Ia menyayangkan, tidak adanya diskusi sebelum peraturan rektor ini disahkan, sehingga menimbulkan konflik pada kalangan mahasiswa sendiri.
Bayu menambahkan, dengan perubahan PTN-BLU menjadi PTN-BH akan berdampak kepada mahasiswa atas peningkatan uang kuliah tunggal (UKT). Pihak kampus harus menjamin tidak adanya peningkatan signifikan yang memberatkan mahasiswa. Disebutkan, UNNES sendiri mempunyai sentral bisnis yang terbatas yaitu tiga sektor.
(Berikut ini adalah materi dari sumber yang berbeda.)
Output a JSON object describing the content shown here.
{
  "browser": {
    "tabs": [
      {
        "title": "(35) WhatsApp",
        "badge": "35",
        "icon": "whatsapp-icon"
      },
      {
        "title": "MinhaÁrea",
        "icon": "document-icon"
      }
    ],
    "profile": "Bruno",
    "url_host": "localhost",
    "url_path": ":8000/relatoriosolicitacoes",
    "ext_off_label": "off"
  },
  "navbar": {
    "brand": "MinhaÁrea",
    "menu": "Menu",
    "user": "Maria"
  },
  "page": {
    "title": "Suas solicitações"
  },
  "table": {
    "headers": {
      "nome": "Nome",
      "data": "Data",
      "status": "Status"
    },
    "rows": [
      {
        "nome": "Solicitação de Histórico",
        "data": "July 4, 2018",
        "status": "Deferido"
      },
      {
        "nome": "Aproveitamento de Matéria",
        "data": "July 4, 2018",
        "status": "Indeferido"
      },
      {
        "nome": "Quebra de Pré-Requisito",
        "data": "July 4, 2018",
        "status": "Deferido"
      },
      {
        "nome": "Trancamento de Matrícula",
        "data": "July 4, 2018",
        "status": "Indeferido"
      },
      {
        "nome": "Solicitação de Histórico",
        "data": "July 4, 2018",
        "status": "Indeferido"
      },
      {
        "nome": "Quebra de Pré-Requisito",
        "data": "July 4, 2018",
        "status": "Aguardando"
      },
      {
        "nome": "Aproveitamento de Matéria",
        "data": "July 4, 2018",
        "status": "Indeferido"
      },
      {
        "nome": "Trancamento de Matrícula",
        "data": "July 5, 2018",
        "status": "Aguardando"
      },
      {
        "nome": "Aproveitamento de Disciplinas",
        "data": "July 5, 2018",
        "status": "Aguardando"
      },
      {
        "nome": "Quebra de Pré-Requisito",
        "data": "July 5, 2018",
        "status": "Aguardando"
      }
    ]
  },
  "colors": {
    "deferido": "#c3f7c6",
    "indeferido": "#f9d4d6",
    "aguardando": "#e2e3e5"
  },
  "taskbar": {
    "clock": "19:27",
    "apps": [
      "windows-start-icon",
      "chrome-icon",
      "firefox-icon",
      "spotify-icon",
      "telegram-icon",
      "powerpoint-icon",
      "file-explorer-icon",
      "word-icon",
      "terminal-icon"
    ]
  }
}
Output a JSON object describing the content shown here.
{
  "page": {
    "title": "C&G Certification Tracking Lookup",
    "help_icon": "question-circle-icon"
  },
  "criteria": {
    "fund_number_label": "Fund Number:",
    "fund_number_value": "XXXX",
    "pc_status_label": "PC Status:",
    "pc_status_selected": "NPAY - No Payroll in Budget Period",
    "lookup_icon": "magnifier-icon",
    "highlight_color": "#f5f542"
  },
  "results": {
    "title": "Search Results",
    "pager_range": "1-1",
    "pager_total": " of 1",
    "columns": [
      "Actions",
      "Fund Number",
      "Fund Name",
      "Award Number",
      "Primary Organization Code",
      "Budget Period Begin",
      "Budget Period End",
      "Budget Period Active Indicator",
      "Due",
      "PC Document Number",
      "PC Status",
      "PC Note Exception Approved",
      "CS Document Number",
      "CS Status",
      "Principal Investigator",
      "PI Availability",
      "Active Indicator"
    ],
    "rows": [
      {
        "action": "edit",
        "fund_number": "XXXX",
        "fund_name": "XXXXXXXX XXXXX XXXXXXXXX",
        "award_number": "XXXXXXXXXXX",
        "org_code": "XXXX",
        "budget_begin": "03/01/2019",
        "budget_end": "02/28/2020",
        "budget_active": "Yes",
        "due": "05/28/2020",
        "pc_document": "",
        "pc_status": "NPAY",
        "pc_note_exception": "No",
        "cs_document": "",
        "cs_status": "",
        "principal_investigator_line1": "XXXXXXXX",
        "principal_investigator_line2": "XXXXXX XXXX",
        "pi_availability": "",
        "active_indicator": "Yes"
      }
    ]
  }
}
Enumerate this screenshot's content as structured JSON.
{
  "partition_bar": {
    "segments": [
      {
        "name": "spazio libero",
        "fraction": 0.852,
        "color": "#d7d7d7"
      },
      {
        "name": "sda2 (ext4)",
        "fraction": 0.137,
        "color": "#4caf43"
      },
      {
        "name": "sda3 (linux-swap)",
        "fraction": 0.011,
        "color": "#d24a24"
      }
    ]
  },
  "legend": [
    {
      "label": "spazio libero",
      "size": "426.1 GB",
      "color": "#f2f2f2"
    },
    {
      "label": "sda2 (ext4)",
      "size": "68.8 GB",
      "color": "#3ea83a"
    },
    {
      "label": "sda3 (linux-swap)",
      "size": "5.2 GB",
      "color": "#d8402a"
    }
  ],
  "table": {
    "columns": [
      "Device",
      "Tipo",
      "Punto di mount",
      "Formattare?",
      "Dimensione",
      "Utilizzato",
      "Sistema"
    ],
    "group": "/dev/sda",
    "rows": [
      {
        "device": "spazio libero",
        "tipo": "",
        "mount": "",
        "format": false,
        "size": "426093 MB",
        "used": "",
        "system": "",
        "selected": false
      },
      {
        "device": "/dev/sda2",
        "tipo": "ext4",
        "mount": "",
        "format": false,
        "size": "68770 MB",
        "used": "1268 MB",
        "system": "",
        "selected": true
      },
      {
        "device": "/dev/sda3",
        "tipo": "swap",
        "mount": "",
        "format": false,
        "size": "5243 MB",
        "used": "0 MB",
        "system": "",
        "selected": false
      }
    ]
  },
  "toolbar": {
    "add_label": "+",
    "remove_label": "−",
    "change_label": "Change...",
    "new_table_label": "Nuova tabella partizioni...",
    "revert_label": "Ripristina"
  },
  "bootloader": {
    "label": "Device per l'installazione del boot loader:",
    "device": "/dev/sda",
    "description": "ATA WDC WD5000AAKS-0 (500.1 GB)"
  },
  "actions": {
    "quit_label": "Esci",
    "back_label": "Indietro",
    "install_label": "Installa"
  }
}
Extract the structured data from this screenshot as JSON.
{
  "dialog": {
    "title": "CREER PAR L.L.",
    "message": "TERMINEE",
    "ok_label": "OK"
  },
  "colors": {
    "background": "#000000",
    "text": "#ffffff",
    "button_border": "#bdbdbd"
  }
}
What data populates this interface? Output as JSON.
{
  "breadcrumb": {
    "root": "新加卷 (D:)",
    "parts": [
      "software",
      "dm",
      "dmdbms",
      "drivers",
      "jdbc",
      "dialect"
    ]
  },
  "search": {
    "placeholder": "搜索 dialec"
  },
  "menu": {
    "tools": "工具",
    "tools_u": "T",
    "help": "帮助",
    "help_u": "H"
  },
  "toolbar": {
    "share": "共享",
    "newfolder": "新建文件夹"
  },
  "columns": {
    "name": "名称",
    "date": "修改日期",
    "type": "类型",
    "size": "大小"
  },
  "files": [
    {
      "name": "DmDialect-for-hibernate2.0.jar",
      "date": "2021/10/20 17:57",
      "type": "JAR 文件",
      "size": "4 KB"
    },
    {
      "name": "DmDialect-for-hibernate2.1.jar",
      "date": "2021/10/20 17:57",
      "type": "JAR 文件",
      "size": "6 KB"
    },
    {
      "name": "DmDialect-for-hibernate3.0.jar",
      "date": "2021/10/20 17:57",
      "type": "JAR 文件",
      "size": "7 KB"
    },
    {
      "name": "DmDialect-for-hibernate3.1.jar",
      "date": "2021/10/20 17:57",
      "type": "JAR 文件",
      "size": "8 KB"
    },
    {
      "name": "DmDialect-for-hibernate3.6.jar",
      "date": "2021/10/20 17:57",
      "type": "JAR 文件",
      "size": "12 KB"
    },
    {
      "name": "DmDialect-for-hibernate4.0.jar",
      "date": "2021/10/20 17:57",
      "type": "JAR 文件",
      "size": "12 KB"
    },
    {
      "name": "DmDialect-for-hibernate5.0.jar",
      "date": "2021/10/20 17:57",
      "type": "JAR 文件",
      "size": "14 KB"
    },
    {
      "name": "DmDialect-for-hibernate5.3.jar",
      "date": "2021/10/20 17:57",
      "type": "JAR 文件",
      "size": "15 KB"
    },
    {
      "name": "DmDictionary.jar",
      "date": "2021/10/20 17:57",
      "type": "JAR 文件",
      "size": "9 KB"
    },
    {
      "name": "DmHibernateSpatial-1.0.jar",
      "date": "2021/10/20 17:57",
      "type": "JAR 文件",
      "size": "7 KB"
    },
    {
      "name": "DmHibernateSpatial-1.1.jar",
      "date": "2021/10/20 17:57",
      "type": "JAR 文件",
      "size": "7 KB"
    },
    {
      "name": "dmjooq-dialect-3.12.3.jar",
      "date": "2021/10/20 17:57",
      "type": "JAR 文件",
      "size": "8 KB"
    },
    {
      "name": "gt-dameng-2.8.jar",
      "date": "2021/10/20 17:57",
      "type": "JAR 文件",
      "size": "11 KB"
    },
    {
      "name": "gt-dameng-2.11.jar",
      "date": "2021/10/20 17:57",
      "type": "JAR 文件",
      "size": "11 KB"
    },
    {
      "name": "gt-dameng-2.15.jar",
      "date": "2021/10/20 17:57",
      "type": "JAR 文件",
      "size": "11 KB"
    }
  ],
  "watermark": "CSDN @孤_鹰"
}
“Kemungkinan bakal ada penambahan mahasiswa baru dan didalam kebijakan yang terbaru ini karena PTN-BH, kita bebas mengalokasikan keuangan secara mandiri. Terlebih, tidak adanya respon dari pihak kampus, membuat BEM UNNES melakukan gerakannya untuk menggugah rektorat dalam peraturan yang dibuatnya,” tuturnya.
Adinan Rizfauzi, salah satu mahasiswa UNNES mengungkapkan aksi yang dilakukan mengingatkannya dengan kampus yang kotor. Adanya korupsi yang dilakukan petinggi kampus, mengakibatkan tata kelola perguruan tinggi yang tidak transparan.
“Seharusnya pimpinan UNNES merasa diingatkan, agar cepat mengupayakan hal-hal yang meminimalisasi adanya penyelewengan, itu kalau mereka memiliki niat baik,” ujarnya Sabtu, (6/5/2023).
Lebih lanjut ia menambahkan, dalam pengelolaan keuangannya sebagai PTN-BH pemerintah diharapkan dampak yang akan terjadi sehingga tidak adanya penyelewengan.
“Pimpinan UNNES tidak merasa risau dengan aksi-aksi semacam itu. Sebaliknya, mereka harus berterima kasih karena sudah diingatkan, dan dari situ pimpinam bisa segera mengevalusi atau membicarakan ulang hal-hal yang menurut mahasiswa tidak sesuai,” harapnya.